L’Addolorata, assumendo i nostri tratti di umanità ferita, è in questa via per accompagnarci alla fonte della misericordia – «Neanch’io ti condanno» – e ritrovare la vita rigenerata quella che possiamo godere insieme: «Va’ e d’ora in poi non peccare più».

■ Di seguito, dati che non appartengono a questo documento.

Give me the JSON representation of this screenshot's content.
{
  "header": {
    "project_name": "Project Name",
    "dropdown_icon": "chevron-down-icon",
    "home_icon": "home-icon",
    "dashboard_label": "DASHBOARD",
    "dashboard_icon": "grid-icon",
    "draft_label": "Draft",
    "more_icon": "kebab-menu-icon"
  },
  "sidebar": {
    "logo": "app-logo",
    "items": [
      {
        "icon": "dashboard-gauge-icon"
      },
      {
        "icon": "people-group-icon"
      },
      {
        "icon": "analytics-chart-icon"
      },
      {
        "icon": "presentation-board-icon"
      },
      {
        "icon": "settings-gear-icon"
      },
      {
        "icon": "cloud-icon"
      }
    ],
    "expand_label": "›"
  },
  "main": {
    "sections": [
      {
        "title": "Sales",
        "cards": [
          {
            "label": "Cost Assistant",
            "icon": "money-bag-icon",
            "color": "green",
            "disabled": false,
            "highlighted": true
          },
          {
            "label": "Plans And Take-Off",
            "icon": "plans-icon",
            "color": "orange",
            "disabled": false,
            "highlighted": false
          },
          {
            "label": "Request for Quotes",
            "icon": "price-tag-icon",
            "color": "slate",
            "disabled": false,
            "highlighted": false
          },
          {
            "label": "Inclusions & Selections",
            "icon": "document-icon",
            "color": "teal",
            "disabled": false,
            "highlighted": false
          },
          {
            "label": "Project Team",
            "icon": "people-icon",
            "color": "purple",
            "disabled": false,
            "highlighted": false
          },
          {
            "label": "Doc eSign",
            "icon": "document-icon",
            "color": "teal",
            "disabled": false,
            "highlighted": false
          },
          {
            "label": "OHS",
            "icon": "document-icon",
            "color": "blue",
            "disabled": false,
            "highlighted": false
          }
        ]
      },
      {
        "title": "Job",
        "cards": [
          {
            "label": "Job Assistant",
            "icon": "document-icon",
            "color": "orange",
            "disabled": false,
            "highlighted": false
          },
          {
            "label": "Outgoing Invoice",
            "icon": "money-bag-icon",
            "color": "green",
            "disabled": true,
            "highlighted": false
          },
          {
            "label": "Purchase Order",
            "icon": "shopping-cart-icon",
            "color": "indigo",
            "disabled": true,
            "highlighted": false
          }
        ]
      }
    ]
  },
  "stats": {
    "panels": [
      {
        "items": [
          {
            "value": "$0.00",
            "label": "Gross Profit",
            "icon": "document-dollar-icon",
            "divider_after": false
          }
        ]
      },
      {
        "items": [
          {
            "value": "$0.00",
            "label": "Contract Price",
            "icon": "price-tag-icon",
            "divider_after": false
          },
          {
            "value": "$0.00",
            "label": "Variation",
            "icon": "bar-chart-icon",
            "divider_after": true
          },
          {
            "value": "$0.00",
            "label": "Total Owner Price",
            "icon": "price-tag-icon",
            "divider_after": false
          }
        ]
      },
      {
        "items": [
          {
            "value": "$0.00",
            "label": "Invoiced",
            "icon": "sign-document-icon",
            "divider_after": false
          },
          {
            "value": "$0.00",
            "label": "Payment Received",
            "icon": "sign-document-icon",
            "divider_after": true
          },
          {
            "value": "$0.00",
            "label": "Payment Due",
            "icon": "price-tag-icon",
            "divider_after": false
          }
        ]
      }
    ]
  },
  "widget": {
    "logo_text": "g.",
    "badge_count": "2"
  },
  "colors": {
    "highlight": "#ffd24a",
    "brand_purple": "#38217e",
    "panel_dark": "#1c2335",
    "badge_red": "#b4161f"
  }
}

Nel salmo 125 abbiamo così pregato: «Chi semina nelle lacrime mieterà nella gioia». Maria ci raggiunge con l’eco di queste parole di risurrezione e ci canta: «Grandi cose ha fatto il Signore per noi».

 

PREGHIERA A MARIA

Maria, il tuo sguardo di Addolorata è lo specchio di tanto dolore che noi ci provochiamo lungo la strada della vita che insieme stiamo percorrendo. In questi giorni i segni delle guerre sono più vicini, più evidenti. Immaginiamo più facilmente lo strazio provocato.

Fa’ che nel tuo volto di dolore noi cerchiamo il cuore della misericordia, del perdono, della riconciliazione, della pace. Ci rivolgiamo a te per quella consegna d’amore che è venuta da Gesù che tu hai ricevuto come tuo figlio e che hai donato a noi tutti come nostro fratello, primogenito di tutta la moltitudine dell’umanità.

Accarezza i pensieri, i sogni, i desideri, i sentimenti, il cuore, le mani di chi tra noi sente più forte l’istinto mortifero della violenza, della rivendicazione, dell’usurpazione del bene altrui, dell’ingiustizia, dell’auto possesso della vita propria e degli altri.

Il tuo dolore entri come parto di luce, di vita, di fraternità lì dove prevalgono i segni dell’odio. Lenisci con le tue lacrime di madre le asperità, le durezze, le colpe, le condanne depositate nelle profondità del cuore di questa nostra umanità.

Donaci oggi, ovunque, in ogni terra e popolo il tuo sguardo di fiducia, di speranza, di vicendevole visitazione, di trepidazione materna, di purificazione fraterna che ci permetta di aprirci al dono di essere fratelli e sorelle del Risorto.